Tuesday, October 31, 2017

day ten - fine dining, Russia house

Crystal clear, very chilly night.  Nothing is better than a cold night in a warm sleeping bag.

Wind whistles through the tops of the trees yet Queenstown Creek is as smooth as glass.  Hints of the rising sun come though the woods to the east.  


Sail off anchor before seven, receiving a text from Kantala that they'll be anchored in about 30 minutes out on the Chester River.  It is an outgoing tide, I raise the centerboard and rudder as we drift down the creek at 1 knot.  Three large sailboats are anchored on Queenstown Creek across from Salters Cove.  From the looks on their faces as they drink coffee on a cold morning they do not expect to see a small sailboat appear at the bend in the river.  We exchange greetings and sailing plans for the day as Spartina drifts by.  


We slide out of Queenstown Creek at 7:50, the entrance even narrower at low tide.  Wind falls but as I reach back to start the outboard the breeze comes back strong and steady.  Looking out I see Kantala rounding up to drop anchor.  


It's a wonderful morning with Michael and Sheila.  They had had problems with two of their steering systems on the ocean crossing and decided to go into Nova Scotia for repairs.  Once there it took a week to locate the metal shaft they needed, only to find that for some reason it could not be shipped out of the US.  So they gave up on England for the year, had the metal rod shipped to Maine, repaired the self-steering vane there and then began a leisurely sail along the coastal waters of New England.  And here they are just off Chesapeake Bay not too many miles from where we met a year ago.  

Hotcakes with syrup brought from Maine, fresh fruit salad and hot tea (the hot tea much welcomed on a cold morning), it is an enjoyable, unexpected morning and ends too soon.  They had many miles to make before dark.  We say goodbye, I cast off and raise sails only to hear Sheila shouting that I've left my foul weather gear behind (weather had warmed considerably during breakfast and I did not miss them when I climbed on Spartina).  I sail by Kantala's port side and they toss the jacket and pants on board.  

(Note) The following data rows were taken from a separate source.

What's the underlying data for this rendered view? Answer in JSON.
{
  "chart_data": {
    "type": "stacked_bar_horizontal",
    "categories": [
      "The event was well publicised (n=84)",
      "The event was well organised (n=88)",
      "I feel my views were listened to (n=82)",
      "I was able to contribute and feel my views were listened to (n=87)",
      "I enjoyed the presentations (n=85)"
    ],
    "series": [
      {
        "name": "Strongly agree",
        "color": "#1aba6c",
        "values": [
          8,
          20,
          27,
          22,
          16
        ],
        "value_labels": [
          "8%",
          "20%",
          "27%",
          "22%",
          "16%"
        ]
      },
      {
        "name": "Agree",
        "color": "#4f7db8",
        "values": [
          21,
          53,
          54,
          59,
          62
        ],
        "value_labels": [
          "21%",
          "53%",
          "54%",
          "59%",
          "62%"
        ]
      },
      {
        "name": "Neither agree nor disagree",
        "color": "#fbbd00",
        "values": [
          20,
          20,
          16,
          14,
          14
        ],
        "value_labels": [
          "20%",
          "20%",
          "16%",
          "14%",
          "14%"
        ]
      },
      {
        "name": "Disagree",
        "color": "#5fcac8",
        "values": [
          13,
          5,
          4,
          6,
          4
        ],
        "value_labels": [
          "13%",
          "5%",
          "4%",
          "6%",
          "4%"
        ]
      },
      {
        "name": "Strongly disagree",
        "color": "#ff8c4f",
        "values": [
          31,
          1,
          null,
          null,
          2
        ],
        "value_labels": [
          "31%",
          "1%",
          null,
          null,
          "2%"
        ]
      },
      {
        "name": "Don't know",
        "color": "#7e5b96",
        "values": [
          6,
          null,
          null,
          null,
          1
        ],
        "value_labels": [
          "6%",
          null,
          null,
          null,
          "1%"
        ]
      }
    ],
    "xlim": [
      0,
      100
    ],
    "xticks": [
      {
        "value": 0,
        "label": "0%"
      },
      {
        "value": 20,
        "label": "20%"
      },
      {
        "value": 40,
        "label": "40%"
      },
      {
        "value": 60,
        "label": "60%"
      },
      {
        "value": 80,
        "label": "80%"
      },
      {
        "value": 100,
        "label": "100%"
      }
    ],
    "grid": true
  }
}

Tacking across the Chester River at 11:30 I lose sight of Kantala motoring to the north end of Kent Island.  Wind is good and it is a pretty day.  I tack to the western shore of the river where I hear the drag on the trolling line start to click.  It's a good sized striper and I work it in close to Spartina.  Seeing its size, maybe two and a half feet long, I lean back with the rod only to watch the line break, the fish escape.


A couple more tacks and we get a wind shift, and that plus the incoming tide let's us sail a steady course up the Chester River.  

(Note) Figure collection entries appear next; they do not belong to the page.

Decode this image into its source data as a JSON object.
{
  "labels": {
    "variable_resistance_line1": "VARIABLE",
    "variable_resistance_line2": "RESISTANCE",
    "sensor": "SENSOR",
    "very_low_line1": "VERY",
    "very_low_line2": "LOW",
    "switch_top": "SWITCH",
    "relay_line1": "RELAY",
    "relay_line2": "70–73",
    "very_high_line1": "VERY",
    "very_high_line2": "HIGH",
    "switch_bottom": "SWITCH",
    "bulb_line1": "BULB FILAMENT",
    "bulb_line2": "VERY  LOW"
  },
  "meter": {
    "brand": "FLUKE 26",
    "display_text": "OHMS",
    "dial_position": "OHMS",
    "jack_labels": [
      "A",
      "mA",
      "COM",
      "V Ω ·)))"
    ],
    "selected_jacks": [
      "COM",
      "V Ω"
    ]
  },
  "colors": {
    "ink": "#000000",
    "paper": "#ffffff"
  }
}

The drag goes off again and this time I work the fishing in slowly, bringing in a 21" striper, perfect for dinner.  I had planned to go to a restaurant just off the Corsica River but now fresh seafood is on my menu.  


Early afternoon is great sailing, 4.4 with a steady breeze and 5.6 with the gusts.  Enter the Corsica River at 1:40, the large red mansion on the shore part of a Russian compound that had been forced to close last year because of election meddling.  There were spies among us on the river. 

A fleet of Comet class sailboats rounds the marks on the regatta, and afternoon regatta at the local sailing club.  One Comet with a light blue hull capsizes and is quickly righted.  I'm sailing on the edge of the course and as the blue boat sails by I see a man at the tiller and a woman, his wife or girlfriend, busy bailing out the boat bucket by bucket.  


I clean the striper while cooking a pouch of boiling bag rice, then saut√©e the the filets in olive oil with a little bit of Cajun Sunshine mixed in.  A great and tasty dinner.  I'll visit the Centreville restaurant on the next trip (as long as I don't catch another nice striper on the way there).  Sports on the radio all afternoon and evening, the Baltimore Orioles wrapping up a painful season and the Baltimore Ravens losing terribly to the Steelers. 


There are a couple other boats anchored nearby so I set up the boom tent for privacy.  It is quiet and peaceful and calm, and I reflect on what an interesting day it has been.  A quiet and cold creek to start the day, breakfast with friends on Kantala, fine sailing, some good fishing, a spy house and an excellent dinner.  What more could I have asked for?